I don’t doubt that they do have the best record, in the UK – but it’s hardly the point. Even if nice middle-class people buy their expensively-sourced fish from these stores it won’t affect the thousands of Russian, Korean, Spanish and Japanese factory ships trawling their way along the sea bottom, destroying everything in their path, including the possibility of future regeneration.
Before and After
“Towing a heavy trawl net through a cold-water coral reef is a bit like driving a bulldozer through a nature reserve.”
David Griffith
International Council for the Exploration of the Sea
Sir Max goes on:
“When species vanish, people shrug and eat something else.”
Let them eat cake then. Or maybe not –
Lobster becoming everyday in Britain
LONDON, Oct. 29 (UPI) — A lobster dinner in Britain has been a luxury for centuries, but today it’s becoming an everyday item.

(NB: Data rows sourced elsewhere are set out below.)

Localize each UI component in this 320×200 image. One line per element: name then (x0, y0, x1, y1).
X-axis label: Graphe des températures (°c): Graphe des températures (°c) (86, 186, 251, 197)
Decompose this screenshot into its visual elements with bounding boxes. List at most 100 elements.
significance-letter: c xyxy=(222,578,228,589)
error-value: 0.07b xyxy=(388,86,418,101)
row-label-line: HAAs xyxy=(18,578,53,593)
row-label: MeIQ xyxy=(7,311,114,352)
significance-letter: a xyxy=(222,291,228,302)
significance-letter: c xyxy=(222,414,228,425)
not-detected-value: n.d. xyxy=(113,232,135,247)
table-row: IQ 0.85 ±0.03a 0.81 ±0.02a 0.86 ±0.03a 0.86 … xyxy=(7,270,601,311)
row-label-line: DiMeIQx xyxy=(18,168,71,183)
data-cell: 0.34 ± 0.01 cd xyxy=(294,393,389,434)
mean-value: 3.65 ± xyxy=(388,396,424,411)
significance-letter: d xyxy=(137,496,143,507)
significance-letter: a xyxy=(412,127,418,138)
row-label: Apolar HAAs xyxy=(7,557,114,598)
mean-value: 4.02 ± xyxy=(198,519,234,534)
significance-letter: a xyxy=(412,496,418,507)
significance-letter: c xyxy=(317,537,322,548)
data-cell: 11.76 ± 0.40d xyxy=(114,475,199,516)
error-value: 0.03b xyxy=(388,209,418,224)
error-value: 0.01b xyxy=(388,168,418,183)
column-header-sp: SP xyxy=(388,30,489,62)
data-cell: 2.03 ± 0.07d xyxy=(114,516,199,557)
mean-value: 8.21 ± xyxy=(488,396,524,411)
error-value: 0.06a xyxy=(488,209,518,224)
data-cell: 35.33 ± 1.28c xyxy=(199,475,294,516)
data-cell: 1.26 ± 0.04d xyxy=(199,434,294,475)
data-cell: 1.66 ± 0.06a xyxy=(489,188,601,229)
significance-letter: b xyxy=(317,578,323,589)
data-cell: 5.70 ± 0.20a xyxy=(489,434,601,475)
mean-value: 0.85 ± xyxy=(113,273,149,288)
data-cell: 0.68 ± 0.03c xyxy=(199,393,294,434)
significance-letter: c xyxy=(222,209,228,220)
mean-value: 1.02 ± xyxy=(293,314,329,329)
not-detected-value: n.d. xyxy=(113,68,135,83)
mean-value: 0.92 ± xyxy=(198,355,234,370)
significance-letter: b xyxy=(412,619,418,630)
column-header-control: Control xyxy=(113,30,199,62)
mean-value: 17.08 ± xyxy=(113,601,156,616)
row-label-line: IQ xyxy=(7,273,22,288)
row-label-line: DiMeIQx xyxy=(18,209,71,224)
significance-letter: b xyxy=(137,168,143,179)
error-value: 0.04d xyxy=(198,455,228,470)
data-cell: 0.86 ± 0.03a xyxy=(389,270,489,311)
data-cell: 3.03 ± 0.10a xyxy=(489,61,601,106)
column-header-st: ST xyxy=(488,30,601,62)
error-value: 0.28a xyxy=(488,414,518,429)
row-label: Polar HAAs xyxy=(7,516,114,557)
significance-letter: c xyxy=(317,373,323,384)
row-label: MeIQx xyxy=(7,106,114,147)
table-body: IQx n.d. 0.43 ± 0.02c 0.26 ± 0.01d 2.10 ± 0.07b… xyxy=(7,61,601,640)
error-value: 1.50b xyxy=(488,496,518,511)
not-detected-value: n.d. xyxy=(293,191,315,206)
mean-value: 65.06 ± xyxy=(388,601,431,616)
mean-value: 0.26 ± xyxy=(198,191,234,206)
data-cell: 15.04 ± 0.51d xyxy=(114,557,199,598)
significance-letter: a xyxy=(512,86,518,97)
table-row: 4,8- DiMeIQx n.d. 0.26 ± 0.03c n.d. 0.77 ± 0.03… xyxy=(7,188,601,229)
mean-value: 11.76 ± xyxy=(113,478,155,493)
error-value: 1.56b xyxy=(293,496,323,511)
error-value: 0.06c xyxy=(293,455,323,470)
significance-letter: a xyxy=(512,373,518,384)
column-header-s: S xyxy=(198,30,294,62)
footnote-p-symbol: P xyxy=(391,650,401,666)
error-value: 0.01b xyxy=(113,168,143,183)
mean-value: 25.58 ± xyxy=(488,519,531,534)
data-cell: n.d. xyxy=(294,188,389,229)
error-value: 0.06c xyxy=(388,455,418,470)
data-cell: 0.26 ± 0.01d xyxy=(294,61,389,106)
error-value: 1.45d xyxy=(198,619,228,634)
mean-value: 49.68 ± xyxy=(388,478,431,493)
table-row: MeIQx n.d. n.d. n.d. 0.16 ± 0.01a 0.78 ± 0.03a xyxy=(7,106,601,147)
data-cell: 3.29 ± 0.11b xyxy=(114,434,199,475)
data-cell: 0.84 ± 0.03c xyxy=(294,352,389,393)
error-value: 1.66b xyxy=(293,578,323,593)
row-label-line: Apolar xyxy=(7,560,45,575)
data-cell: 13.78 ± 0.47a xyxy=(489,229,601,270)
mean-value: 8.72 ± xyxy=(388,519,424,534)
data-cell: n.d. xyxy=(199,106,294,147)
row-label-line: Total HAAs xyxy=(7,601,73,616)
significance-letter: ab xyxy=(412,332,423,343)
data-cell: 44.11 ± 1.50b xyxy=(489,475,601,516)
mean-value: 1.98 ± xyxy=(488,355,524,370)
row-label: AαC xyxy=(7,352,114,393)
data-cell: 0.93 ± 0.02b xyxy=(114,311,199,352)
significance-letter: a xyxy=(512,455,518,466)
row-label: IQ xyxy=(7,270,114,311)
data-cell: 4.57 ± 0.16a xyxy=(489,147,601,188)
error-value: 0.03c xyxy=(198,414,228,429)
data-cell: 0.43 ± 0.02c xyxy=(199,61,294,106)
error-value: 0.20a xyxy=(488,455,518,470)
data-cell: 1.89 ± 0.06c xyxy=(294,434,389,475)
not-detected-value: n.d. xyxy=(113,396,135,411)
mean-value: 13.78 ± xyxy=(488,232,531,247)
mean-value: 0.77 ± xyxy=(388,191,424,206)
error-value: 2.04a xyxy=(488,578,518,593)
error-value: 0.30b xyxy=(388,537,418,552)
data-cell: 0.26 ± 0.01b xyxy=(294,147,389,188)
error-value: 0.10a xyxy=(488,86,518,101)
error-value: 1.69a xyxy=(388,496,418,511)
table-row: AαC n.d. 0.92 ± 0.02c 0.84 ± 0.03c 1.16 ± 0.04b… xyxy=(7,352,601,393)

“Salmon was once considered a luxury that only a few could afford — that is no longer the case,” said Carlos Diaz, the seafood specialist for Marks & Spencer. “In the same way, lobster is more readily available now and it is becoming more and more popular.”
Thanks to rising lobster imports from Canada and U.K. hatcheries that stock baby lobsters, the amount of lobster sold in supermarkets has increased by almost 20 percent in the past year alone, the Daily Telegraph reported Saturday.
One British supermarket chain is offering customers whole lobster this Christmas at about $8, but also popular is “chilled lobster.”
“If you buy chilled lobster …, it’s all been done for you — there’s no preparation, it’s the ultimate convenience food,” said Peter Hunt, the director of the Shellfish Association of Great Britain. “All you have to do is put it on the plate. You are getting restaurant food at home.”
The lobster is not yet an endangered species, but it won’t be long
Despite the fact that lobsters are not endangered, there are still questions about how they are going to fare in the future. Relatives of the American Lobsters, Homarus gammarus, that live on the other side of the Atlantic along the coast of Europe and down into Africa, have been over-harvested in the past. It is only now that they are being restocked by the introduction of young lobsters raised in captivity (Lavalli, Cowan, and Barshaw, 1998). The US Federal Government has labeled the American lobster population as “overfished,” but the general increase in abundance, coupled with the increase in catches over the past twenty years brings into question the posibility that lobsters are being overfished (Fish Research.Org, 2002).